Digital photography urban gaming concept revealed

Taking the concept of First Person Shooters away from the PC and into reality, mobile phone users in Seoul are participating in urban street battles where the only shots fired are from mobile phone cameras.

The strange but seemingly compelling new gameplay concept involves players displaying their mobile phone number in pride of place on the front and back of their torso, before hitting the densely populated city streets of Seoul.

A moderator will send an SMS message detailing the number of players and signalling the start of the game, and it then becomes a running battle as players dart through busy streets, hide in alleyways and busy shops, stalking through the city trying to photograph the 'enemy' whilst avoiding being 'shot' themselves.

Each time a digital photograph of another participant is taken, players send the picture via SMS to the 'shoot me if you can' website. If someone manages to photograph all opponents, they are declared the winner. Similarly, if they are photographed by all other participants, it's game over.

The concept behind the game stems from the idea of community gaming, where online gamers form clans and build team strategies, meeting up in the virtual world to plan their attack on their opponents. Shoot me if you can takes this idea back into the real world, as players meet up in real life, connect and communicate with mobile technology and use the real city streets as a playground for the imagination.
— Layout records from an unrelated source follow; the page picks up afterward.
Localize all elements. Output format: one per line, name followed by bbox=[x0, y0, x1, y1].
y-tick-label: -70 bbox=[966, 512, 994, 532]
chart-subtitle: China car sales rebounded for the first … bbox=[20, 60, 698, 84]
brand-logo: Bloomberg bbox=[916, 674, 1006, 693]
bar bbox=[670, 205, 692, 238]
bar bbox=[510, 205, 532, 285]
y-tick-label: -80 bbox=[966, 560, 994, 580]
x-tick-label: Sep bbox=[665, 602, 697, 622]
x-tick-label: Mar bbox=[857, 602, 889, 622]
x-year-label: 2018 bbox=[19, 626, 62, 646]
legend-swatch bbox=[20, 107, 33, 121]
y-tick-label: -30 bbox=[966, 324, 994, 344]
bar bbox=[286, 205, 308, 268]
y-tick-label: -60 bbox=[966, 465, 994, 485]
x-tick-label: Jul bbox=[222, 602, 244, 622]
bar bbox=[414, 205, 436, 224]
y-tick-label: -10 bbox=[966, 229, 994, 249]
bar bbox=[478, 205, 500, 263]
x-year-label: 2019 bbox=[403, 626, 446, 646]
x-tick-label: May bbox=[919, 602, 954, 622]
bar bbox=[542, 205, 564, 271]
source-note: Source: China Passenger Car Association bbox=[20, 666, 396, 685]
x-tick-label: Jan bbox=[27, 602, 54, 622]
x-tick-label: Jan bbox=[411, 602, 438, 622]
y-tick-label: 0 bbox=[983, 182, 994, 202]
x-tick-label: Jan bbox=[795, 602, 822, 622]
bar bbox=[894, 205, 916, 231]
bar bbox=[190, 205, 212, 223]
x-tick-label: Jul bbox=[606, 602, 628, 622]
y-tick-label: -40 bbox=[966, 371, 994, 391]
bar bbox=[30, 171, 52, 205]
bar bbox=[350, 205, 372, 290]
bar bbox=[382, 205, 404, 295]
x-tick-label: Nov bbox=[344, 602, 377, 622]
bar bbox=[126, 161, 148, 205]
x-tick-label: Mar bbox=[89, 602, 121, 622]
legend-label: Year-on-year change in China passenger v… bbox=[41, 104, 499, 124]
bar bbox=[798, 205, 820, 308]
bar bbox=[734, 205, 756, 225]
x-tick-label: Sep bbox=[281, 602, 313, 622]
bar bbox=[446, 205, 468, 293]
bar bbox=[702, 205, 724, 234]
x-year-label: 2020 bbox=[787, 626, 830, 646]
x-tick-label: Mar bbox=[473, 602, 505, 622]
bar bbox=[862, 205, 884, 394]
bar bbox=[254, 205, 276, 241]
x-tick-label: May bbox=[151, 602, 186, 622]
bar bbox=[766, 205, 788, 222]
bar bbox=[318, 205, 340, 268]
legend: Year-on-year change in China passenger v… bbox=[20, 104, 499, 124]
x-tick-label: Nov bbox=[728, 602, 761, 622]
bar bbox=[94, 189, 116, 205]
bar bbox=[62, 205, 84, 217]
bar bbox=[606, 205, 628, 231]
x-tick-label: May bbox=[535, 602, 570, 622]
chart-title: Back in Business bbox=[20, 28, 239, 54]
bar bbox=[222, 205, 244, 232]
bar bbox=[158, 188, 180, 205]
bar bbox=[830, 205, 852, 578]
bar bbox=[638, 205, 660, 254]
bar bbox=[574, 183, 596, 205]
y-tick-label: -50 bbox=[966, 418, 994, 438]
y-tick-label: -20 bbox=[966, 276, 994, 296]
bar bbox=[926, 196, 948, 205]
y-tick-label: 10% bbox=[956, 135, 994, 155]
There is also a more artistic rationale for the game too, as players are often dashing through the streets to avoid being 'shot' and the pictures are normally blurred and include random passers-by and architecture from the bustling city. All the photographs are uploaded to the website, and can be viewed by anyone as a modernistic art form, using mobile phone cameras as a medium of expression and forming a continually updated montage of Seoul as seen by its inhabitants.

The unique interactive art concept, combining videogame ideas with the technology of mobile phones as an artistic expression reaches further than 'the game'. A collection of photos from 'shoot me if you can' will be on display in a series of exhibitions as part of the Urban Play and Locative Media Symposium.

Examples of games already played, building a frantic and fragmented picture of city life in Seoul can be found at www.flickr.com/photos/shootmegame.